I have 6-8 2.5 gal corny kegs here. I think 4 are full but I haven’t touched them in a year. I got bored of it, but I’m sure I’ll pick it up again.
A bomb is our right of passage, almost like a secret handshake.
One took out my refrigerator:)
Wouldn’t rinsing make it less sanitary than not-rinsing, after the sanitizing treatment? Do you mean that you rinse in fresh water from the tap, or do you boil it first?

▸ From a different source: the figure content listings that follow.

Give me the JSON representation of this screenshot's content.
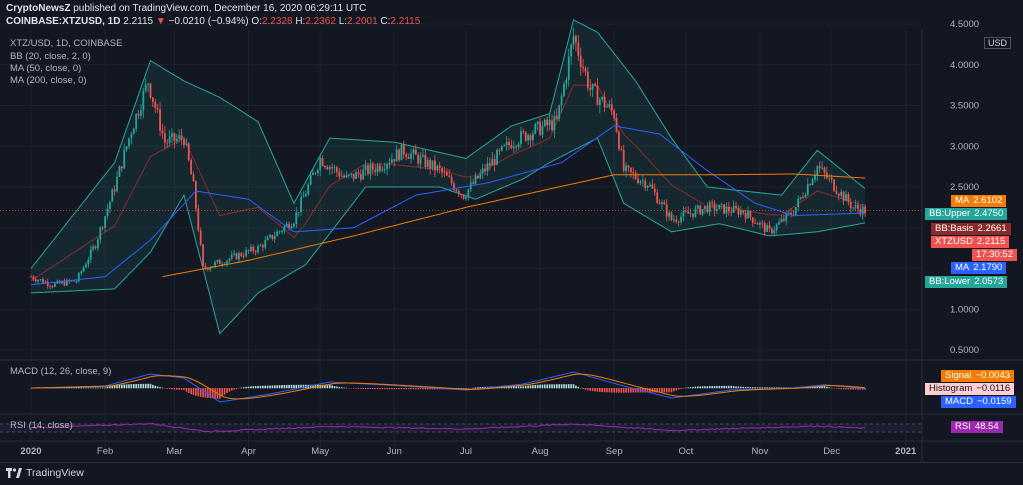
{
  "header": {
    "publisher": "CryptoNewsZ",
    "published_text": "published on TradingView.com, December 16, 2020 06:29:11 UTC",
    "symbol": "COINBASE:XTZUSD, 1D",
    "last": "2.2115",
    "change_arrow": "▼",
    "change": "−0.0210 (−0.94%)",
    "o_label": "O:",
    "o": "2.2328",
    "h_label": "H:",
    "h": "2.2362",
    "l_label": "L:",
    "l": "2.2001",
    "c_label": "C:",
    "c": "2.2115"
  },
  "indicators": {
    "title": "XTZ/USD, 1D, COINBASE",
    "bb": "BB (20, close, 2, 0)",
    "ma50": "MA (50, close, 0)",
    "ma200": "MA (200, close, 0)",
    "macd": "MACD (12, 26, close, 9)",
    "rsi": "RSI (14, close)"
  },
  "currency_label": "USD",
  "tags": {
    "ma200": {
      "key": "MA",
      "value": "2.6102",
      "color": "#f57c00"
    },
    "bb_upper": {
      "key": "BB:Upper",
      "value": "2.4750",
      "color": "#26a69a"
    },
    "bb_basis": {
      "key": "BB:Basis",
      "value": "2.2661",
      "color": "#8a2b2b"
    },
    "price": {
      "key": "XTZUSD",
      "value": "2.2115",
      "color": "#ef5350"
    },
    "countdown": {
      "value": "17:30:52",
      "color": "#ef5350"
    },
    "ma50": {
      "key": "MA",
      "value": "2.1790",
      "color": "#2962ff"
    },
    "bb_lower": {
      "key": "BB:Lower",
      "value": "2.0573",
      "color": "#26a69a"
    },
    "signal": {
      "key": "Signal",
      "value": "−0.0043",
      "color": "#f57c00"
    },
    "histogram": {
      "key": "Histogram",
      "value": "−0.0116",
      "color": "#ffcdd2"
    },
    "macd": {
      "key": "MACD",
      "value": "−0.0159",
      "color": "#2962ff"
    },
    "rsi": {
      "key": "RSI",
      "value": "48.54",
      "color": "#9c27b0"
    }
  },
  "footer": {
    "brand": "TradingView"
  },
  "chart_data": {
    "type": "candlestick",
    "title": "XTZ/USD, 1D, COINBASE",
    "ylabel": "USD",
    "ylim": [
      0.5,
      4.5
    ],
    "y_ticks": [
      "4.5000",
      "4.0000",
      "3.5000",
      "3.0000",
      "2.5000",
      "2.0000",
      "1.5000",
      "1.0000",
      "0.5000"
    ],
    "x_ticks": [
      "2020",
      "Feb",
      "Mar",
      "Apr",
      "May",
      "Jun",
      "Jul",
      "Aug",
      "Sep",
      "Oct",
      "Nov",
      "Dec",
      "2021"
    ],
    "grid": true,
    "close_anchors": [
      {
        "date": "2020-01-01",
        "close": 1.4
      },
      {
        "date": "2020-01-10",
        "close": 1.3
      },
      {
        "date": "2020-01-20",
        "close": 1.35
      },
      {
        "date": "2020-01-28",
        "close": 1.8
      },
      {
        "date": "2020-02-05",
        "close": 2.5
      },
      {
        "date": "2020-02-12",
        "close": 3.2
      },
      {
        "date": "2020-02-19",
        "close": 3.8
      },
      {
        "date": "2020-02-26",
        "close": 3.05
      },
      {
        "date": "2020-03-05",
        "close": 3.1
      },
      {
        "date": "2020-03-09",
        "close": 2.5
      },
      {
        "date": "2020-03-13",
        "close": 1.5
      },
      {
        "date": "2020-03-22",
        "close": 1.6
      },
      {
        "date": "2020-04-05",
        "close": 1.75
      },
      {
        "date": "2020-04-20",
        "close": 2.1
      },
      {
        "date": "2020-05-01",
        "close": 2.85
      },
      {
        "date": "2020-05-12",
        "close": 2.6
      },
      {
        "date": "2020-05-25",
        "close": 2.75
      },
      {
        "date": "2020-06-05",
        "close": 2.95
      },
      {
        "date": "2020-06-20",
        "close": 2.7
      },
      {
        "date": "2020-06-30",
        "close": 2.4
      },
      {
        "date": "2020-07-10",
        "close": 2.75
      },
      {
        "date": "2020-07-20",
        "close": 3.05
      },
      {
        "date": "2020-07-30",
        "close": 3.2
      },
      {
        "date": "2020-08-08",
        "close": 3.3
      },
      {
        "date": "2020-08-15",
        "close": 4.35
      },
      {
        "date": "2020-08-22",
        "close": 3.7
      },
      {
        "date": "2020-09-01",
        "close": 3.4
      },
      {
        "date": "2020-09-05",
        "close": 2.7
      },
      {
        "date": "2020-09-15",
        "close": 2.55
      },
      {
        "date": "2020-09-25",
        "close": 2.1
      },
      {
        "date": "2020-10-10",
        "close": 2.25
      },
      {
        "date": "2020-10-25",
        "close": 2.2
      },
      {
        "date": "2020-11-05",
        "close": 1.95
      },
      {
        "date": "2020-11-15",
        "close": 2.2
      },
      {
        "date": "2020-11-25",
        "close": 2.75
      },
      {
        "date": "2020-12-01",
        "close": 2.55
      },
      {
        "date": "2020-12-10",
        "close": 2.25
      },
      {
        "date": "2020-12-15",
        "close": 2.21
      }
    ],
    "ma50_anchors": [
      {
        "date": "2020-01-01",
        "value": 1.3
      },
      {
        "date": "2020-02-01",
        "value": 1.4
      },
      {
        "date": "2020-02-20",
        "value": 1.85
      },
      {
        "date": "2020-03-10",
        "value": 2.45
      },
      {
        "date": "2020-04-01",
        "value": 2.35
      },
      {
        "date": "2020-04-20",
        "value": 1.95
      },
      {
        "date": "2020-05-15",
        "value": 2.0
      },
      {
        "date": "2020-06-10",
        "value": 2.4
      },
      {
        "date": "2020-07-10",
        "value": 2.55
      },
      {
        "date": "2020-08-10",
        "value": 2.8
      },
      {
        "date": "2020-09-01",
        "value": 3.25
      },
      {
        "date": "2020-09-20",
        "value": 3.15
      },
      {
        "date": "2020-10-10",
        "value": 2.7
      },
      {
        "date": "2020-10-30",
        "value": 2.3
      },
      {
        "date": "2020-11-15",
        "value": 2.15
      },
      {
        "date": "2020-12-15",
        "value": 2.18
      }
    ],
    "ma200_anchors": [
      {
        "date": "2020-02-25",
        "value": 1.4
      },
      {
        "date": "2020-04-01",
        "value": 1.6
      },
      {
        "date": "2020-05-15",
        "value": 1.9
      },
      {
        "date": "2020-07-01",
        "value": 2.25
      },
      {
        "date": "2020-08-01",
        "value": 2.45
      },
      {
        "date": "2020-09-01",
        "value": 2.65
      },
      {
        "date": "2020-10-15",
        "value": 2.65
      },
      {
        "date": "2020-11-15",
        "value": 2.66
      },
      {
        "date": "2020-12-15",
        "value": 2.61
      }
    ],
    "bb_upper_anchors": [
      {
        "date": "2020-01-01",
        "value": 1.5
      },
      {
        "date": "2020-02-05",
        "value": 2.8
      },
      {
        "date": "2020-02-20",
        "value": 4.05
      },
      {
        "date": "2020-03-05",
        "value": 3.8
      },
      {
        "date": "2020-03-20",
        "value": 3.6
      },
      {
        "date": "2020-04-05",
        "value": 3.3
      },
      {
        "date": "2020-04-20",
        "value": 2.3
      },
      {
        "date": "2020-05-05",
        "value": 3.1
      },
      {
        "date": "2020-06-01",
        "value": 3.05
      },
      {
        "date": "2020-07-01",
        "value": 2.85
      },
      {
        "date": "2020-07-20",
        "value": 3.25
      },
      {
        "date": "2020-08-05",
        "value": 3.4
      },
      {
        "date": "2020-08-15",
        "value": 4.55
      },
      {
        "date": "2020-08-25",
        "value": 4.4
      },
      {
        "date": "2020-09-10",
        "value": 3.8
      },
      {
        "date": "2020-09-25",
        "value": 3.1
      },
      {
        "date": "2020-10-10",
        "value": 2.5
      },
      {
        "date": "2020-11-10",
        "value": 2.4
      },
      {
        "date": "2020-11-25",
        "value": 2.95
      },
      {
        "date": "2020-12-15",
        "value": 2.48
      }
    ],
    "bb_lower_anchors": [
      {
        "date": "2020-01-01",
        "value": 1.2
      },
      {
        "date": "2020-02-05",
        "value": 1.25
      },
      {
        "date": "2020-02-20",
        "value": 1.7
      },
      {
        "date": "2020-03-05",
        "value": 2.4
      },
      {
        "date": "2020-03-20",
        "value": 0.7
      },
      {
        "date": "2020-04-05",
        "value": 1.2
      },
      {
        "date": "2020-04-25",
        "value": 1.55
      },
      {
        "date": "2020-05-20",
        "value": 2.5
      },
      {
        "date": "2020-06-20",
        "value": 2.5
      },
      {
        "date": "2020-07-05",
        "value": 2.35
      },
      {
        "date": "2020-07-25",
        "value": 2.6
      },
      {
        "date": "2020-08-05",
        "value": 2.8
      },
      {
        "date": "2020-08-25",
        "value": 3.1
      },
      {
        "date": "2020-09-05",
        "value": 2.3
      },
      {
        "date": "2020-09-25",
        "value": 1.95
      },
      {
        "date": "2020-10-15",
        "value": 2.05
      },
      {
        "date": "2020-11-05",
        "value": 1.9
      },
      {
        "date": "2020-11-25",
        "value": 1.95
      },
      {
        "date": "2020-12-15",
        "value": 2.06
      }
    ],
    "macd_anchors": [
      {
        "date": "2020-01-01",
        "value": 0.0
      },
      {
        "date": "2020-02-01",
        "value": 0.05
      },
      {
        "date": "2020-02-20",
        "value": 0.35
      },
      {
        "date": "2020-03-05",
        "value": 0.25
      },
      {
        "date": "2020-03-20",
        "value": -0.35
      },
      {
        "date": "2020-04-10",
        "value": -0.15
      },
      {
        "date": "2020-05-05",
        "value": 0.15
      },
      {
        "date": "2020-06-05",
        "value": 0.05
      },
      {
        "date": "2020-07-01",
        "value": -0.05
      },
      {
        "date": "2020-07-25",
        "value": 0.1
      },
      {
        "date": "2020-08-15",
        "value": 0.4
      },
      {
        "date": "2020-09-05",
        "value": 0.05
      },
      {
        "date": "2020-09-25",
        "value": -0.25
      },
      {
        "date": "2020-10-20",
        "value": -0.05
      },
      {
        "date": "2020-11-15",
        "value": 0.0
      },
      {
        "date": "2020-11-28",
        "value": 0.08
      },
      {
        "date": "2020-12-15",
        "value": -0.016
      }
    ],
    "rsi_anchors": [
      {
        "date": "2020-01-01",
        "value": 50
      },
      {
        "date": "2020-02-20",
        "value": 72
      },
      {
        "date": "2020-03-15",
        "value": 32
      },
      {
        "date": "2020-05-05",
        "value": 58
      },
      {
        "date": "2020-07-01",
        "value": 45
      },
      {
        "date": "2020-08-15",
        "value": 70
      },
      {
        "date": "2020-09-25",
        "value": 38
      },
      {
        "date": "2020-11-25",
        "value": 60
      },
      {
        "date": "2020-12-15",
        "value": 48.54
      }
    ]
  }
}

(I worked in the kitchen of a summer camp, that had a ton of old silver-plate silverware, which would rust if left to air-dry, so the campers were tasked with drying all the silverware with towels after it had gone through the dishwashing machine. The Health Department came by to inspect, and they told us that the silverware came out of the dishwasher sanitary, but the towel-drying introduced germs or whatever. So the camp wound up replacing all of the silver-plate silverware with stainless-steel silverware that could dry untouched without rusting. Anyway, I’m imagining that using tap water after sanitizing could introduce new unwanted things…?)
Yes, tap. I feel that the residue iodophor from all the rinsing in the fresh basin covers us pretty well there. No contams yet anyway.